The title Great Expectations is perfectly devised. Apart from Joe, who contentedly leads a blacksmith’s life at the forge in the marshes, and his second wife Biddy everybody entertains expectations related either to themselves or in part to the main character. Pip’s four great expectations at the same time correspond to the characteristics of the Bildungsroman: Firstly, lacking a real family, he searches for identity and security. Secondly, he strives for education both in respect of knowledge and manners in order to cover up his commonness and coarseness. Thirdly, he devotes all his energies onto developing into a gentleman. Pip’s definition of a gentleman is based on social class, prestige and money. Having succeeded in reaching these goals, he hopes that Estella, with whom he has been madly obsessed since their first encounter at Satis House, will finally reciprocate his affection and devotion. This last of Pip’s four main expectations, the fulfilment of his irrational love of the unreachable Estella, motivates all his doings.
When one looks at the outcome of Pip’s great expectations from Pip’s point of view in greater detail, on the one hand Pip might well be regarded as a ‘defeated hero’ according to Hobsbaum. On the other hand he has advanced morally and personally during his ordeal, though it was not his intention or part of his initial aspirations. Bearing these two aspects in mind, can Pip’s life be called a wasted life, has he learned anything at all?
2.1.1. Pip’s search for identity, a father and a family
Like many heroes in the English Bildungsroman, Pip is an orphan. This condition provides him with no conventional independence or self-assertion.[13] His sister’s bringing up and her frequently doing him injustice have made him morally timid and very sensitive.[14] Estella – although she is about his age – disparagingly calls him ‘boy’ incessantly and adds to Pip’s feeling of inferiority and uncertainty.[15]
As I never saw my father or my mother, and never saw any likeness of either of them (for their days were long before the days of photographs), my first fancies regarding what they were like, were unreasonably derived from their tombstones.[16]
Pip is an orphan who has to search for his identity and to find his place in society within a family embedded in a community of close friends and persons of trust. In his quest of disclosing to him his family’s roots he resorts to the nearest and only objects at hand, which are the tombstones on his family’s grave. As these monuments cannot communicate to him any clear knowledge either of his parentage or his position in the world, the conclusions he draws are highly equivocal.

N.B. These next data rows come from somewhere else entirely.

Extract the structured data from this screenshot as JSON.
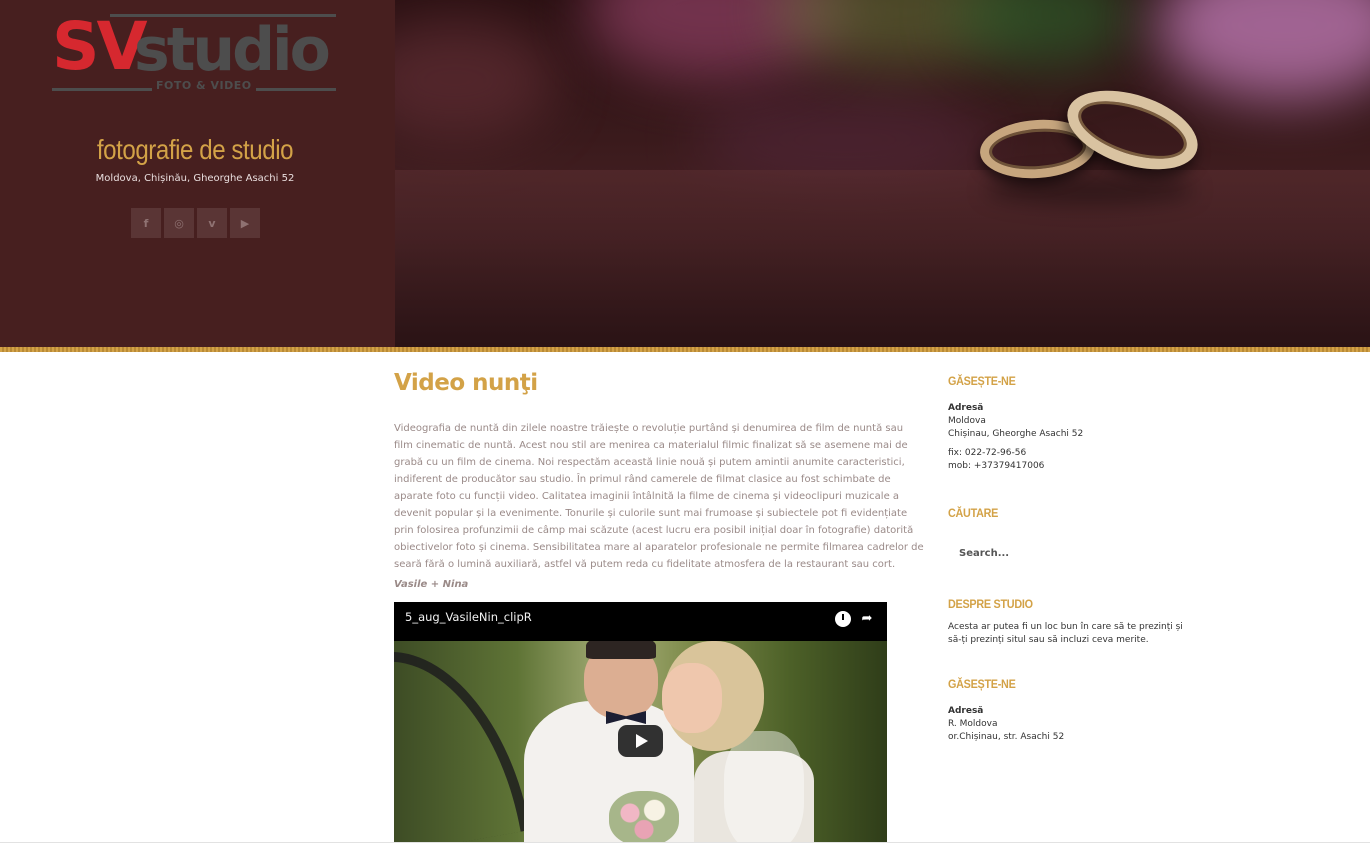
{
  "brand": {
    "logo_text_red": "SV",
    "logo_text_grey": "studio",
    "logo_subtitle": "FOTO & VIDEO",
    "site_title": "fotografie de studio",
    "address": "Moldova, Chișinău, Gheorghe Asachi 52",
    "colors": {
      "panel": "#471f1f",
      "accent": "#d3a247",
      "logo_red": "#d6282f"
    }
  },
  "social": [
    {
      "icon": "facebook-icon",
      "glyph": "f"
    },
    {
      "icon": "instagram-icon",
      "glyph": "◎"
    },
    {
      "icon": "vimeo-icon",
      "glyph": "v"
    },
    {
      "icon": "youtube-icon",
      "glyph": "▶"
    }
  ],
  "main": {
    "title": "Video nunţi",
    "body": "Videografia de nuntă din zilele noastre trăiește o revoluție purtând și denumirea de film de nuntă sau film cinematic de nuntă. Acest nou stil are menirea ca materialul filmic finalizat să se asemene mai de grabă cu un film de cinema. Noi respectăm această linie nouă și putem amintii anumite caracteristici, indiferent de producător sau studio. În primul rând camerele de filmat clasice au fost schimbate de aparate foto cu funcții video. Calitatea imaginii întâlnită la filme de cinema și videoclipuri muzicale a devenit popular și la evenimente. Tonurile și culorile sunt mai frumoase și subiectele pot fi evidențiate prin folosirea profunzimii de câmp mai scăzute (acest lucru era posibil inițial doar în fotografie) datorită obiectivelor foto și cinema. Sensibilitatea mare al aparatelor profesionale ne permite filmarea cadrelor de seară fără o lumină auxiliară, astfel vă putem reda cu fidelitate atmosfera de la restaurant sau cort.",
    "caption": "Vasile + Nina",
    "video": {
      "title": "5_aug_VasileNin_clipR"
    }
  },
  "sidebar": {
    "find_us": {
      "title": "GĂSEȘTE-NE",
      "address_label": "Adresă",
      "address_line1": "Moldova",
      "address_line2": "Chișinau, Gheorghe Asachi 52",
      "phone_fix": "fix: 022-72-96-56",
      "phone_mob": "mob: +37379417006"
    },
    "search": {
      "title": "CĂUTARE",
      "placeholder": "Search..."
    },
    "about": {
      "title": "DESPRE STUDIO",
      "text": "Acesta ar putea fi un loc bun în care să te prezinți și să-ți prezinți situl sau să incluzi ceva merite."
    },
    "find_us_2": {
      "title": "GĂSEȘTE-NE",
      "address_label": "Adresă",
      "address_line1": "R. Moldova",
      "address_line2": "or.Chișinau, str. Asachi 52"
    }
  }
}
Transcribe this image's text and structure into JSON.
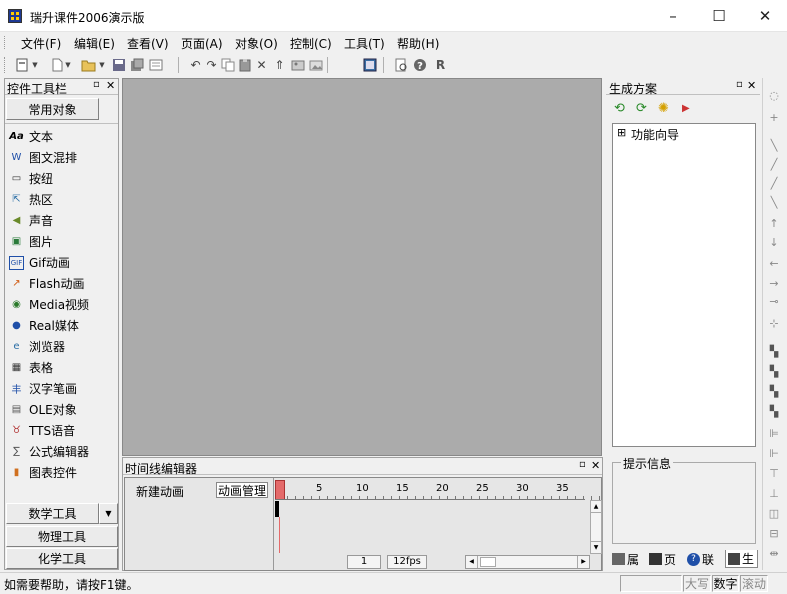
{
  "window": {
    "title": "瑞升课件2006演示版",
    "minimize": "–",
    "maximize": "☐",
    "close": "✕"
  },
  "menu": [
    "文件(F)",
    "编辑(E)",
    "查看(V)",
    "页面(A)",
    "对象(O)",
    "控制(C)",
    "工具(T)",
    "帮助(H)"
  ],
  "toolbox": {
    "title": "控件工具栏",
    "pin": "ᵖ",
    "close": "✕",
    "common_tab": "常用对象",
    "items": [
      {
        "label": "文本",
        "icon": "text-icon",
        "glyph": "Aa"
      },
      {
        "label": "图文混排",
        "icon": "mixed-icon",
        "glyph": "W"
      },
      {
        "label": "按纽",
        "icon": "button-icon",
        "glyph": "▭"
      },
      {
        "label": "热区",
        "icon": "hotspot-icon",
        "glyph": "⇱"
      },
      {
        "label": "声音",
        "icon": "sound-icon",
        "glyph": "◀"
      },
      {
        "label": "图片",
        "icon": "picture-icon",
        "glyph": "▣"
      },
      {
        "label": "Gif动画",
        "icon": "gif-icon",
        "glyph": "GIF"
      },
      {
        "label": "Flash动画",
        "icon": "flash-icon",
        "glyph": "↗"
      },
      {
        "label": "Media视频",
        "icon": "media-icon",
        "glyph": "◉"
      },
      {
        "label": "Real媒体",
        "icon": "real-icon",
        "glyph": "●"
      },
      {
        "label": "浏览器",
        "icon": "browser-icon",
        "glyph": "e"
      },
      {
        "label": "表格",
        "icon": "table-icon",
        "glyph": "▦"
      },
      {
        "label": "汉字笔画",
        "icon": "stroke-icon",
        "glyph": "丰"
      },
      {
        "label": "OLE对象",
        "icon": "ole-icon",
        "glyph": "▤"
      },
      {
        "label": "TTS语音",
        "icon": "tts-icon",
        "glyph": "♉"
      },
      {
        "label": "公式编辑器",
        "icon": "formula-icon",
        "glyph": "∑"
      },
      {
        "label": "图表控件",
        "icon": "chart-icon",
        "glyph": "▮"
      }
    ],
    "bottom_tabs": [
      "数学工具",
      "物理工具",
      "化学工具"
    ],
    "dropdown_arrow": "▼"
  },
  "timeline": {
    "title": "时间线编辑器",
    "pin": "ᵖ",
    "close": "✕",
    "new_animation": "新建动画",
    "manage": "动画管理",
    "ruler": [
      "5",
      "10",
      "15",
      "20",
      "25",
      "30",
      "35"
    ],
    "frame": "1",
    "fps": "12fps"
  },
  "plan": {
    "title": "生成方案",
    "pin": "ᵖ",
    "close": "✕",
    "tree_expand": "⊞",
    "tree_item": "功能向导",
    "hint_title": "提示信息",
    "tabs": [
      "属",
      "页",
      "联",
      "生"
    ]
  },
  "status": {
    "help": "如需要帮助，请按F1键。",
    "caps": "大写",
    "num": "数字",
    "scroll": "滚动"
  },
  "colors": {
    "canvas": "#ababab",
    "title_bg": "#ffffff",
    "app_icon": "#1f3a93"
  }
}
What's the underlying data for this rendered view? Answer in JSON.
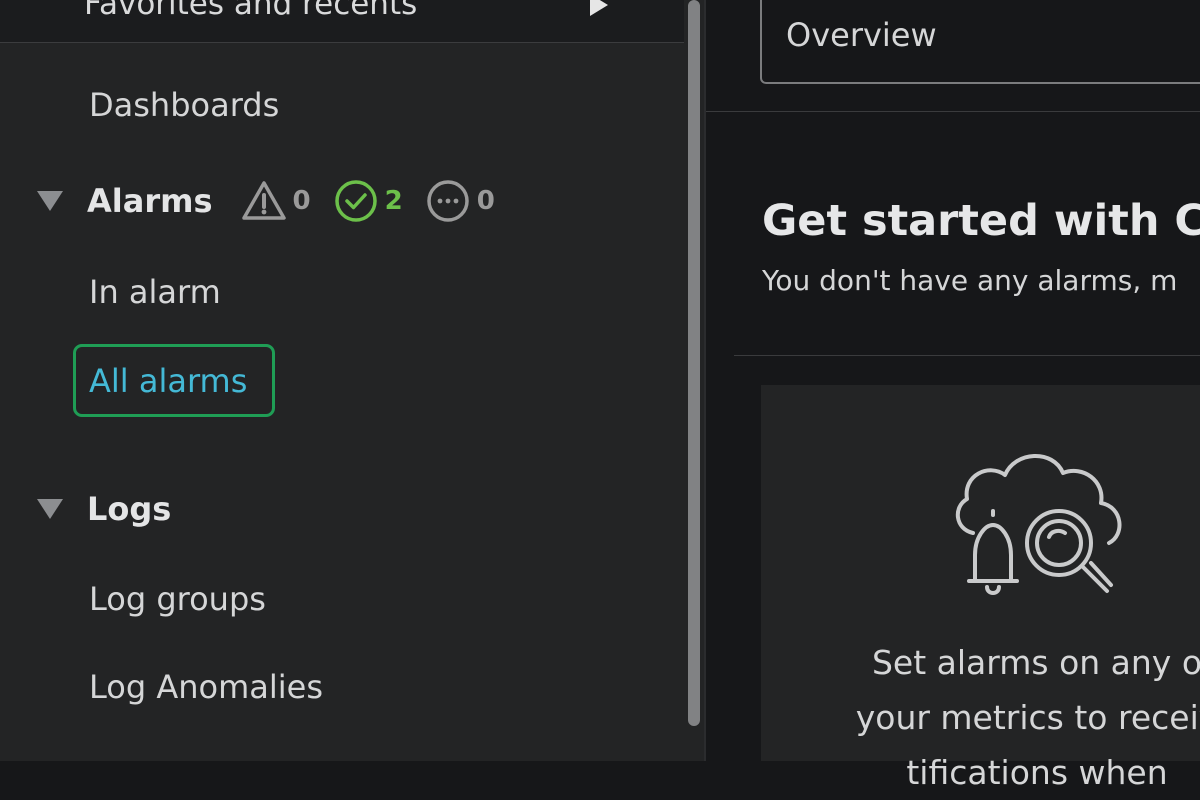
{
  "sidebar": {
    "favorites_label": "Favorites and recents",
    "dashboards_label": "Dashboards",
    "alarms": {
      "title": "Alarms",
      "in_alarm_count": "0",
      "ok_count": "2",
      "insufficient_count": "0",
      "items": [
        "In alarm",
        "All alarms"
      ]
    },
    "logs": {
      "title": "Logs",
      "items": [
        "Log groups",
        "Log Anomalies"
      ]
    }
  },
  "main": {
    "select_value": "Overview",
    "panel_title": "Get started with Clo",
    "panel_subtitle": "You don't have any alarms, m",
    "card_lines": [
      "Set alarms on any o",
      "your metrics to receiv",
      "tifications when"
    ]
  },
  "colors": {
    "active_link": "#44b9d6",
    "active_outline": "#1f9d55",
    "ok_status": "#6cc04a"
  }
}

Pip not only does not know his real family, but his present mother is his harsh sister Mrs Joe Gargery, who is more than twenty years older than him and who has a “hard and heavy hand.”[17] His present father is his brother-in-law Mr Joe Gargery, “a mild, good-natured, sweet-tempered, easy-going, foolish, dear fellow – a sort of Hercules in strength, and also in weakness,”[18] in other words the angelic and childlike opposite of Pip’s masculine sister. This leaves Pip with a relatively distorted family structure. Joe is not a father, but more like a friend and brother to Pip, his elder sibling: Pip treats him “as a larger species of child, and as nor more than (…) [his] equal.”[19] Later during his first stage of development, Pip’s glimpses into higher and hitherto unknown spheres of society at Satis House together with Estella’s remarks about his coarse hands induce a change in the former equal Pip-Joe companionship: “I wished that Joe had been rather more genteelly brought up, and then I should have been so too.”[20] The rift grows wider still, when the two worlds are brought into sharp contrast at the end of chapter 13, when Miss Havisham announces to Pip and Joe the termination of Pip’s services.[21] Although Pip dearly loves him[22] and their relationship, which gets temporarily tarnished during the course of Pip’s development, changes for the better again thanks to Pip’s reappraising Joe’s values in the end, on grounds of the reasons mentioned above, the naïve and childlike Joe cannot impersonate the father figure Pip is in need of. However, Pip does not need to look far for a substitute father. He unwittingly finds him in the convict Abel Magwitch, whom he meets in the misty graveyard in the marshes. Indeed the convict’s first fatherly act takes place when, in order to protect Pip, he assumes guilt for having stolen Mrs. Gargery’s pork pie.[23] This convict, at the end of stage two, turns out to be his true benefactor.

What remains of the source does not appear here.